Evet, “Sanı Şehide ismi Nurcan/ Daha yeni dikmişti masum bir fidan! Meyve verecekti olsaydı zaman/ Sana nasıl kıydılar Mustafa Bedirhan? Gözlerinden yaş, yüreğinde ateşi/ Uçmuştu Bedirhan ve vefakâr eşi. Haklanacak elbet, hainlerinkin kokan leşi/ Ne yaptı size Mustafa Bedirhan?
Bize ne oldu böyle? Girdiği dükkândan üç çeşit gıda isteyen müşteriye, bir tanesini verip; ben siftah ettim, diğerini de komşumdan al, onun malı daha kalitelidir diyen merhametli ve duyarlı bir toplumdan; bu gün kendi kasa ve kesesinden başkasını düşünemeyecek kadar, bencil ve cimrileşen bu kadar insan neden ve nereden çoğaldı böyle? Meydanlara, fakir fukara rencide olmadan alsınlar diye, dikilen sadaka taşlarına bırakılan paralardan; eline gelen keseyi alıp şükreden insanlardan; banka ve marketlerin kasalarını soyup içerdekileri katledecek kadar canavarlaşan bu duruma nasıl gelindi?

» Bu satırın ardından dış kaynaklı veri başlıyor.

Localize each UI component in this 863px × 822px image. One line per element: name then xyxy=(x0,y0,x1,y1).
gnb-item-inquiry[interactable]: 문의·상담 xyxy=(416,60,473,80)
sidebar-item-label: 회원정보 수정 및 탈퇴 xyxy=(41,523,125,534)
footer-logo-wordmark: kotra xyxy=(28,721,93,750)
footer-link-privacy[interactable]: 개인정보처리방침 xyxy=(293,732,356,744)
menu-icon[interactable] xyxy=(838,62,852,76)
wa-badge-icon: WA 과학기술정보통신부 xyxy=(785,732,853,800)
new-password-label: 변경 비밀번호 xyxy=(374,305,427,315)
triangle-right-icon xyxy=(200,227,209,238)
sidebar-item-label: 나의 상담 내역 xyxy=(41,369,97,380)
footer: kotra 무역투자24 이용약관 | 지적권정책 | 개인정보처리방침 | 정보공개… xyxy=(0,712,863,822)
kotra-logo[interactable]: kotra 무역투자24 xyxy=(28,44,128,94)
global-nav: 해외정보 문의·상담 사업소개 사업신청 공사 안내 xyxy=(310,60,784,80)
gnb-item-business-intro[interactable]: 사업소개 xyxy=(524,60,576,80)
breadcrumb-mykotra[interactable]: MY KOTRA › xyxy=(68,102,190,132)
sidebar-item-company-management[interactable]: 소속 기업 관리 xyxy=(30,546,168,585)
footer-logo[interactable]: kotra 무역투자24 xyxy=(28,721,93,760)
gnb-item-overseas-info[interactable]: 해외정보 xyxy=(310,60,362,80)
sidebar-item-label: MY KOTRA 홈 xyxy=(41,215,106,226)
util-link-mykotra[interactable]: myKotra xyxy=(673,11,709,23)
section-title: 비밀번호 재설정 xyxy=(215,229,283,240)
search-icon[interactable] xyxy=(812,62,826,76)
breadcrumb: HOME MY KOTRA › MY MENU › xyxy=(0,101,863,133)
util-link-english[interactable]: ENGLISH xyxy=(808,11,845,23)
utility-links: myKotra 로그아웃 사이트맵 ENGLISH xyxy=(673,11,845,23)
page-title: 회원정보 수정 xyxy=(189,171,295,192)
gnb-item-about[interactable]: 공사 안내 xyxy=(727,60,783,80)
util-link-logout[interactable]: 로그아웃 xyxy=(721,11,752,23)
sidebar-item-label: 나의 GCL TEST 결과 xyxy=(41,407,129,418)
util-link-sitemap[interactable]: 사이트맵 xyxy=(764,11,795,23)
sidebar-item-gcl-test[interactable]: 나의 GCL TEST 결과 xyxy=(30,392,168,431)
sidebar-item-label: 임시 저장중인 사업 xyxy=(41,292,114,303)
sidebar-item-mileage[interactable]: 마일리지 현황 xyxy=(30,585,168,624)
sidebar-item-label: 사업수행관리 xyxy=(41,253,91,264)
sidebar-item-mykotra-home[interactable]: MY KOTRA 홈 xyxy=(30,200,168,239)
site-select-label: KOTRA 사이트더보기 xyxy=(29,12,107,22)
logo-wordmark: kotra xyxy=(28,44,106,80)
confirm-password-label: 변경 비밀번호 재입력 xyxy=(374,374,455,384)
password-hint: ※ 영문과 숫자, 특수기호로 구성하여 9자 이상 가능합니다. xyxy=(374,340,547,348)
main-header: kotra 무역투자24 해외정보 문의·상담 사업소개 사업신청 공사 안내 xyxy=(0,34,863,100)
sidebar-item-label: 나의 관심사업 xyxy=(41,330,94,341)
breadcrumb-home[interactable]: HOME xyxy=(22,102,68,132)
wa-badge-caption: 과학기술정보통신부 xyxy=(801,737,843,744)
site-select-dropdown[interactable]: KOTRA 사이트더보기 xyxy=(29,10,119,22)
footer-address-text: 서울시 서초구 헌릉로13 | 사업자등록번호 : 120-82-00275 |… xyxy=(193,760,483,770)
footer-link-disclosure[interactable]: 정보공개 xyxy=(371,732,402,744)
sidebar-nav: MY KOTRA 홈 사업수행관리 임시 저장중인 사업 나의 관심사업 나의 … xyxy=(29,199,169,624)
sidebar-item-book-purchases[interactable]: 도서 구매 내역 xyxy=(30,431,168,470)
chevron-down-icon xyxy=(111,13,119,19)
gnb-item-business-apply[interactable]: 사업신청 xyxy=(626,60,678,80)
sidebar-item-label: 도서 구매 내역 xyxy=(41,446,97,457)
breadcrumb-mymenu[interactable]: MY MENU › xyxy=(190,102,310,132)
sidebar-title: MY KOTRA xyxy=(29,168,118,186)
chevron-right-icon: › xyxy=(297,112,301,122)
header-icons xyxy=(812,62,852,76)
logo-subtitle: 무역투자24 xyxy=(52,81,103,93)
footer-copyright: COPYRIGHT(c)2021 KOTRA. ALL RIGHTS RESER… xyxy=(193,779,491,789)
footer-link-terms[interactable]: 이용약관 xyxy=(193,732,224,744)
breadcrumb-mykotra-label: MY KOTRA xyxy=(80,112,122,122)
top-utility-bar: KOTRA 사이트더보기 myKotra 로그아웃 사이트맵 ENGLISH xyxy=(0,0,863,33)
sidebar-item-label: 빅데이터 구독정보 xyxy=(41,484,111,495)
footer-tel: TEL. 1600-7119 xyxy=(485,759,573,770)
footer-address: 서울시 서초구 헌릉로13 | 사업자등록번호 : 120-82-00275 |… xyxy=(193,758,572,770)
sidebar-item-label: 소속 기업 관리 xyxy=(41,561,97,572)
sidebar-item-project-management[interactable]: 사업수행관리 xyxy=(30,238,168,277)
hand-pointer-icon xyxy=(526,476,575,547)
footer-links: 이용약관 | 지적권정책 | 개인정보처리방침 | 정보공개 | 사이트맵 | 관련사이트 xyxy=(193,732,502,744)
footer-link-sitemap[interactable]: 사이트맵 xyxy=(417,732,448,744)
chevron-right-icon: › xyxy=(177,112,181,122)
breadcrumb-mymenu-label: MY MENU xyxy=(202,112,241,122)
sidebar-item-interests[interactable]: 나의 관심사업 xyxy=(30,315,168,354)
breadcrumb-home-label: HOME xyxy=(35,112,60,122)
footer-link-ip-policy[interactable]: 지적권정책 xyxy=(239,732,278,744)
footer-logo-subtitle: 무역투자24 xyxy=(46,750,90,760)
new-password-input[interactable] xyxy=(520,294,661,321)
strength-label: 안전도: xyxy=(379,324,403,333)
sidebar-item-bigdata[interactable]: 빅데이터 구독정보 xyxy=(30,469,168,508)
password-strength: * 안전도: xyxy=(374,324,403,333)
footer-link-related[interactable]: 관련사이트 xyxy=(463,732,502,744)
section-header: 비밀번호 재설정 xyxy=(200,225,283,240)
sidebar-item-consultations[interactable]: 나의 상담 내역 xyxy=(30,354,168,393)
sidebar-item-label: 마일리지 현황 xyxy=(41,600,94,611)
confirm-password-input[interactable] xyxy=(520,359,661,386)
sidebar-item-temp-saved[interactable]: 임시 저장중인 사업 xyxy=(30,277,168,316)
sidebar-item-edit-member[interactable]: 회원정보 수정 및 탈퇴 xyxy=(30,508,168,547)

Bu dünyayı yaşanmaz hale getiren, katil ve hırsızlardan, talancı ve tecavüzcülerden temizlenmesi için; caydırıcı cezaların bir an önce yürürlüğe girmesini talep ediyoruz. Doğruysa, Şehide Nurcan Ve Şehid Bedirhan Mustafa’nın katillerinin yakalandığı; devletin onu ve onun gibilerini ceza evine değil, şehir merkezinin tam ortasında boğazlarına ip geçirip vince takılarak idam edilmelidirler. Gereken de budur?
Zulüm bizdense ben bizden değilim diyordu, Avrupalı bir gazeteci ve bedel olarak da hayatına mal oluyordu bu söylemi! Olsun yalan ve dolan için yaşamaktansa, doğruluk ve hakikat için can vermek daha şerefli ve onurlu bir duruştur… Meselenin hülasası şudur: “Nurcan Karakaya ve onun ciğerparesi Bedirhan Mustafa’ya ve onlar gibi binlercesinin kanına giren; ister PKK. İster başka bir örgüte mensup olan teröristlerin yakalandıklarında,ceza evine değil infaz edilmeleridir. Bunun başka çıkar yolu da yoktur. Zira kandan ve şiddetten başka bir dilden anlamayan bu taşeron örgüte, onlara anladıkları dilden cevap verilmeli; bunlar ve bunların konumunda olan ne kadar tecavüzcü, talancı ve vurguncu varsa, hepsinin infazı gerekmektedir. Şehidlerimizin aziz hatırlarına saygının ve hürmetin bir ifadesi olarak; içimizdeki bu Emperyalist sızmalarına verilecek en güzel cevabın idam olduğunun altını çiziyoruz. “Zerre kadar hayrın ve zere kadar şerrin karşılıksız kalmayacağı o yüce divanda; mazlum ve masumlara kastedenlerin hasmı olacağız… Aflarına sığınarak Şehidlerimizin! 04 Ağustos 2018.